Well not necessarily true for small inputs. Hash a single byte for example. There is no collision in sha1 for that so you can build a 1:1 mapping of hashes back to input examples for that case.
But yeah, as the input size approaches the output size, the probability of a collision existing gets to 1. The birthday paradox formula will give the probability of a collision (assumes random placement in output space) based on number of inputs.
> Well not necessarily true for small inputs. Hash a single byte for example. There is no collision in sha1 for that so you can build a 1:1 mapping of hashes back to input examples for that case.
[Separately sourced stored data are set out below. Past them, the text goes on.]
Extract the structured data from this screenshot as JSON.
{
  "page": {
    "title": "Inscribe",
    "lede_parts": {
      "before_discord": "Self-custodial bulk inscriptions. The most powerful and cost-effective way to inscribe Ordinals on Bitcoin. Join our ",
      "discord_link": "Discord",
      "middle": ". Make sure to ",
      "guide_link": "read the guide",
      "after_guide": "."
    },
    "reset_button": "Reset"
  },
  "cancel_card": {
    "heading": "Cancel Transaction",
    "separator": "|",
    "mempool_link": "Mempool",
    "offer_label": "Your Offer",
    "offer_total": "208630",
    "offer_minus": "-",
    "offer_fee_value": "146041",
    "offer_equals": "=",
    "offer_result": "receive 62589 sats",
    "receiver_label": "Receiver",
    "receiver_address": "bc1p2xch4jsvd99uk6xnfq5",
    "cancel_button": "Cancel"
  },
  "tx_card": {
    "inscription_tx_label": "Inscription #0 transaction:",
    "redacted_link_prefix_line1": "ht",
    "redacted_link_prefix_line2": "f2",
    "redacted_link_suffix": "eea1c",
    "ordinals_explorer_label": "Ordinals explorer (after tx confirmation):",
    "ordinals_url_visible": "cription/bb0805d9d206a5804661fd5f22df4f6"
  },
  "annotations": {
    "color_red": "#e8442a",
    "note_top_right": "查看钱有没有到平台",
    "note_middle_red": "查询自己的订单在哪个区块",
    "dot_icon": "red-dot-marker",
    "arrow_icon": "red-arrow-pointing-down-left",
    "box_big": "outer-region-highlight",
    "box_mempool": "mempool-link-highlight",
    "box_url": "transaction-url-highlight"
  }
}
I suppose you are saying that if you know that the input size is sufficiently small, you don't have to worry about collisions, which is true. I was interpreting "for small inputs" to mean that if you give a small input to a hash function (which can take inputs much larger than the space of the output), that you can still reconstruct the small inputs uniquely. Unless the hash function is deliberately designed to provide unique 1:1 mappings for small inputs, I would think that it's not true that you can uniquely reconstruct small inputs because they will likely map to the same value as a large input would (i.e. 'a' might hash to the same value as some 14821-byte string).
But yeah, as the input size approaches the output size, the probability of a collision existing gets to 1. The birthday paradox formula will give the probability of a collision (assumes random placement in output space) based on number of inputs.